Just over a month ago, The Atlanta Fed surprised economic watchers when in early August it unveiled that its Q3 GDP tracker was predicting that the US economy would grow at a blistering annualized pace of 3.6% (and as high as 3.80%) a rather dramatic rebound from the "deplorable" 0.8% and 1.4% growth rates in Q1 and Q2, respectively.
Many expressed surprise at the underlying assumptions that would send US economic growth soaring in the second half: after all, it was a near record surge in consumer spending that boosted first half GDP – and kept it positive – as all other components, most notably Capex, tumbled into a non-consumer recession. Alas, the spending surge that boosted first half growth has now fizzled, as today’s disappointing personal spending data confirmed, so it stood to reason that these overoptimistic estimates for GDP growth would ultimately be revised substantially lower.
Sure enough, moments ago in the latest revision to the Atlanta Fed forecast, the model has just slashed its formerly exuberant GDP growth estimate again, down to a paltry by comparison 2.4%, below last Friday’s 2.9%, and down to the lowest in this particular series’ lifetime.

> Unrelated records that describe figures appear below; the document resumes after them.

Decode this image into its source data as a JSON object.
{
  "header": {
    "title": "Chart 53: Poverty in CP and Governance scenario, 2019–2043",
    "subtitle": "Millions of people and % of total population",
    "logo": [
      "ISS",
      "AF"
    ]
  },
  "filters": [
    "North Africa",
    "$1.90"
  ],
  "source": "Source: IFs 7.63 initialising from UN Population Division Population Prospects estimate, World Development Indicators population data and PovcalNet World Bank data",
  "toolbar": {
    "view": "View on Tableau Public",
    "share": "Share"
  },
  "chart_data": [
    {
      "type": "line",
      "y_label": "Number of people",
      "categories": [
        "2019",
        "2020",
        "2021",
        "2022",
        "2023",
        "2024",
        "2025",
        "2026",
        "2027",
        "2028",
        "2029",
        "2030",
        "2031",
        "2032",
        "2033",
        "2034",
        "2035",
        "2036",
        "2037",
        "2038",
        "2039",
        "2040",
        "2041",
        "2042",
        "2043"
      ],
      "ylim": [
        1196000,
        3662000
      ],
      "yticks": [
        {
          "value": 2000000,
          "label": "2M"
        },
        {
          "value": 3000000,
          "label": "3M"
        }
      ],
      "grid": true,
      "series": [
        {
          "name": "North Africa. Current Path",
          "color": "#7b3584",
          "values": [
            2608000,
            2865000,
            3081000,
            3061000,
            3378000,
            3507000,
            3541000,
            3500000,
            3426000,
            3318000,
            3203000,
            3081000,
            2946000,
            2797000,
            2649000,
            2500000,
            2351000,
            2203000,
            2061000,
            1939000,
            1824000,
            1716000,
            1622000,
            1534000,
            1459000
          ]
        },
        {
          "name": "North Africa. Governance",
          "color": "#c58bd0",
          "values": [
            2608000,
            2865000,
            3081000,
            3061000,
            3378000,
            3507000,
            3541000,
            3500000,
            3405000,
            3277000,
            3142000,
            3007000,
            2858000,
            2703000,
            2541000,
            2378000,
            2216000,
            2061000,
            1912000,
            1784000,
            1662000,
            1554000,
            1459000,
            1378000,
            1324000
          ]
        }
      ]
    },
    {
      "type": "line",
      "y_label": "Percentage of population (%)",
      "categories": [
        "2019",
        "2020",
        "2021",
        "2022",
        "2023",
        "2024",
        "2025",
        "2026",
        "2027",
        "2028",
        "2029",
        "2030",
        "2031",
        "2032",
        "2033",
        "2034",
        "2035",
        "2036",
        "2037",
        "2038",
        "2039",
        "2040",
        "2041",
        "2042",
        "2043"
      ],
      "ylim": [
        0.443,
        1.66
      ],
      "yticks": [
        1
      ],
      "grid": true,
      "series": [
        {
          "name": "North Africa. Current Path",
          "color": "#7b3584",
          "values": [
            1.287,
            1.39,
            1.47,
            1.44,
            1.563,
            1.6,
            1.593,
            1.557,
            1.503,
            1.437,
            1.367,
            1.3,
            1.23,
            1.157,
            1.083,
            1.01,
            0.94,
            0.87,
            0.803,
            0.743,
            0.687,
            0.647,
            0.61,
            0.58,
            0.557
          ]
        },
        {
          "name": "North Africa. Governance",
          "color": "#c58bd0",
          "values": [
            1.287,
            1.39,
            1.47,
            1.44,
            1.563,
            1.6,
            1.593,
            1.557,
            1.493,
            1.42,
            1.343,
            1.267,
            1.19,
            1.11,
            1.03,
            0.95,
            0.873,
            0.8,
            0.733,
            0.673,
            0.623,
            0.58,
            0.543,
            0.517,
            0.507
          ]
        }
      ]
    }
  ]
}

This is what the Atlanta Fed said:
The GDPNow model forecast for real GDP growth (seasonally adjusted annual rate) in the third quarter of 2016 is 2.4 percent on September 30, down from 2.8 percent on September 28. The forecast of third-quarter real consumer spending growth declined from 3.0 percent to 2.7 percent after this morning’s personal income and outlays report from the U.S. Bureau of Economic Analysis (BEA). Following yesterday’s GDP revision from the BEA and the Advance Economic Indicators release from the U.S. Census Bureau, the forecast of the contribution of inventory investment to third-quarter growth decreased from 0.60 percentage points to 0.26 percentage points and the forecast of the contribution from net exports increased from -0.13 percentage points to 0.13 percentage points.
But what was most notable about the Atlanta Fed’s Q3 GDP estimate is how much higher it was compared to Wall Street’s own forecasts. Well, no more.
Finally, one thing to note is that the Atlanta Fed assumes a substantial inventory build in the current quarter, one which would boost GDP by over 0.5%. Since the various ISM, PMI and regional Fed diffusion indices have failed to confirm such an inventory build. Absent this boost, Q3 GDP drops to 1.9%, and is then set to decline even more in Q4 according to the NY Fed. How that will impact the Fed’s December rate hike "strategy", remains to be seen.